U. shifts admission policy to better address older students
The University of Utah is revising its admissions policy for some older students in the wake of a civil-rights complaint filed by a learning-disabled applicant who was denied admission because he read and wrote at only a fourth-grade level.
A temporary policy, adopted last month while a permanent one is being drafted, spells out in detail the academic benchmarks that those older than 25 who have never been to college must meet for admission. But officials stressed there is plenty of flexibility to admit even those who look bad on paper, as long as they demonstrate they can succeed.
The policy revision affects only applicants who graduated from high school seven or more years before admission and have never been enrolled at a regionally accredited college, a narrow definition that covers fewer than 100 applicants each fall. But the overhaul illustrates how tricky it is for selective universities to assess applicants who haven't been inside a classroom in several years.
"We want to make sure we take life experiences, military service, work experience, those types of things, into consideration," said Mary Parker, the U.'s vice president for enrollment management. "This incident has afforded us the opportunity to look at these individuals more holistically."
Older students are a growing presence on Utah campuses as people return to school to build credentials in a constricted and dynamic job market, or seek new opportunities after military service. But selective schools, and their admissions processes, tend to be geared toward undergraduates who are fresh out of high school or transferring directly from another college.
ACT and SAT exams are designed to measure college readiness in 17-year-olds, so it's not fair to use the score of a 26-year-old as the basis for an admission decision, Parker said. Older students often have life skills that can help them succeed in college, but are not reflected in GPAs and test scores, or even past college performance. Just ask Victoria Billings, a 34-year-old student who bombed her freshman year right out of high school, but now is about to graduate from the U. with a 4.0 GPA and degrees in environmental studies and political science.
"The research says nontraditional student have far superior grades than our 19-year-old counterparts; it's a function of maturity as well as focus. When you are going to college at 30 it's a huge priority," said Billings, who handles outreach for nontraditional students on campus.

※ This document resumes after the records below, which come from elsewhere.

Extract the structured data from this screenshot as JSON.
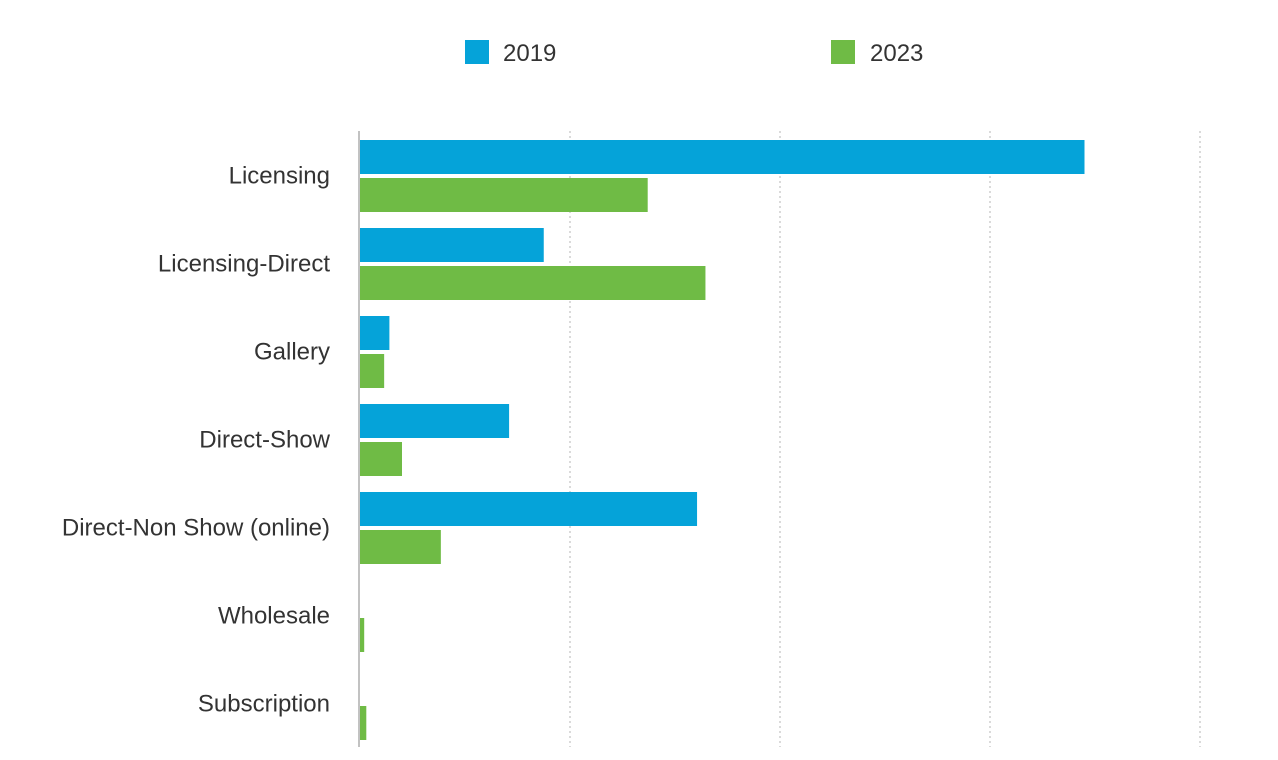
{
  "chart_data": {
    "type": "bar",
    "orientation": "horizontal",
    "categories": [
      "Licensing",
      "Licensing-Direct",
      "Gallery",
      "Direct-Show",
      "Direct-Non Show (online)",
      "Wholesale",
      "Subscription"
    ],
    "series": [
      {
        "name": "2019",
        "color": "#05a3d9",
        "values": [
          69,
          17.5,
          2.8,
          14.2,
          32.1,
          0,
          0
        ]
      },
      {
        "name": "2023",
        "color": "#6fbb45",
        "values": [
          27.4,
          32.9,
          2.3,
          4,
          7.7,
          0.4,
          0.6
        ]
      }
    ],
    "xlim": [
      0,
      80
    ],
    "grid": {
      "x": true,
      "style": "dotted"
    },
    "legend": {
      "position": "top",
      "entries": [
        "2019",
        "2023"
      ]
    },
    "title": "",
    "xlabel": "",
    "ylabel": ""
  }
}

Billings was admitted to the U. as a transfer student more than a decade after dropping out of the University of Alaska, Fairbanks. Like many other older students, she did not fall under the recently rewritten U. policy because of her previous college stint. Of the thousands of applications the U. received for admission last fall, only 65 fell under the policy, according to Parker. Of those, 30 were admitted.

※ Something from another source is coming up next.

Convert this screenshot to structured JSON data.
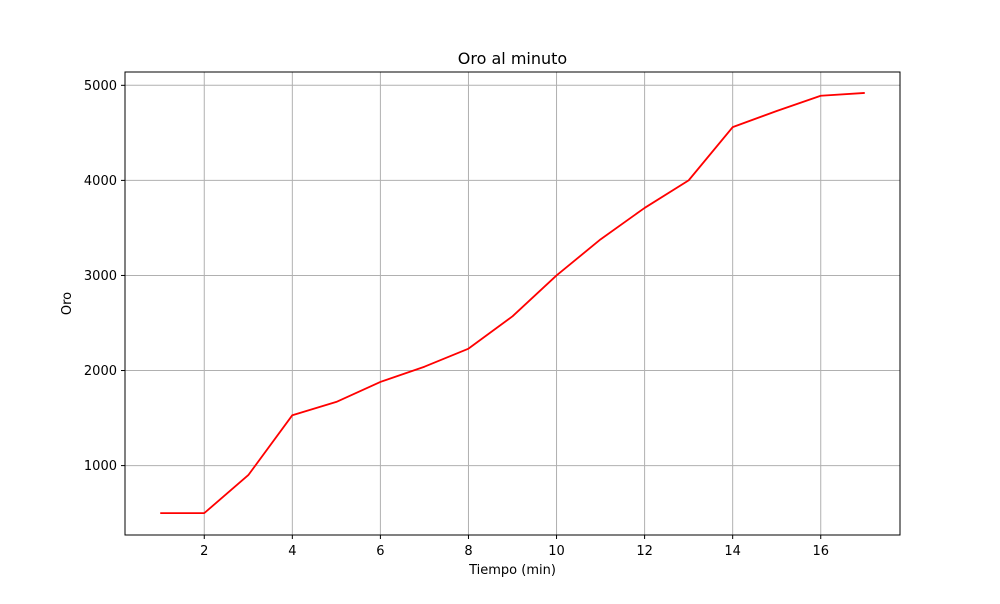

Feds step in • Problems with the U.'s nontraditional admissions policy surfaced two years ago with the application of an out-of-state man, according to U. lawyer Robert Payne. During the unidentified man's dealings with U. officials, he divulged that his reading skills were poor and his admission was denied.

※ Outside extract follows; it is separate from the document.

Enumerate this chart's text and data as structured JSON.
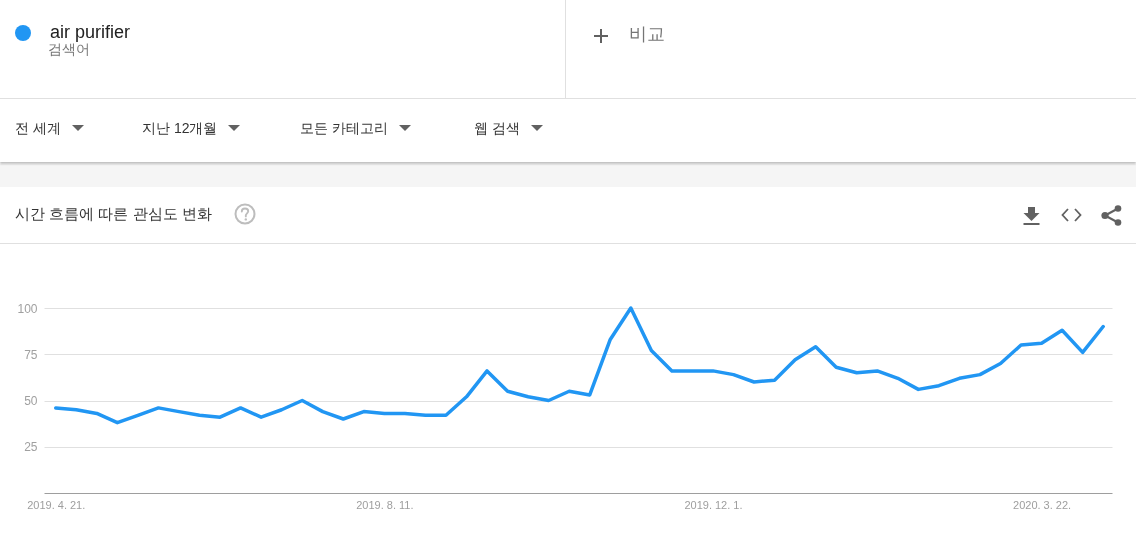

He filed a complaint with the U.S. Department of Education's Office of Civil Rights (OCR), which determined the U. had discriminated against the student on the basis of his learning disability. U. officials dispute the finding, but agreed to admit him. "Our concern was that he was academically unprepared and he would not have survived here," Payne said.
Ordinarily, universities have broad latitude to make admission decisions, according to Barmak Nassirian, associate executive director of the American Association of Collegiate Registrars and Admissions Officers.
"We should realistically concede there are kinds of learning disabilities that make enrollment problematic. It's not just a greedy institution behaving badly," he said. "Students are taking out a lot of loans to go to college. You might not be doing someone a favor enrolling students who won't graduate."
The OCR findings enable the student to sue the U. for alleged civil-rights violations, but he has not done so, according to Payne. Nor has he enrolled.
A resolution reached with the OCR last year required the U. to revise its admissions policies to "reflect legitimate criteria for student qualifications that do not discriminate on the basis of disability." The agreement also requires the U. to train its personnel in the policies and submit those training materials for OCR approval.
The new policy requires such students to show they have completed four years of English, two years of math beyond algebra, three years of science, two years of a foreign language, one year of history, plus another two years of the students' choice in these core areas. These courses can be completed with GPAs as low as 2.0, as long as the cumulative GPA is at least 2.6. Those who can't meet these criteria may submit ACT or SAT results to demonstrate "an academic foundation and preparedness for university course work," but without specifying minimum scores.
A nontraditional applicant who is denied admission is entitled to a personal interview with an admissions officer and an appeals process through the U.'s Credits and Admissions Committee.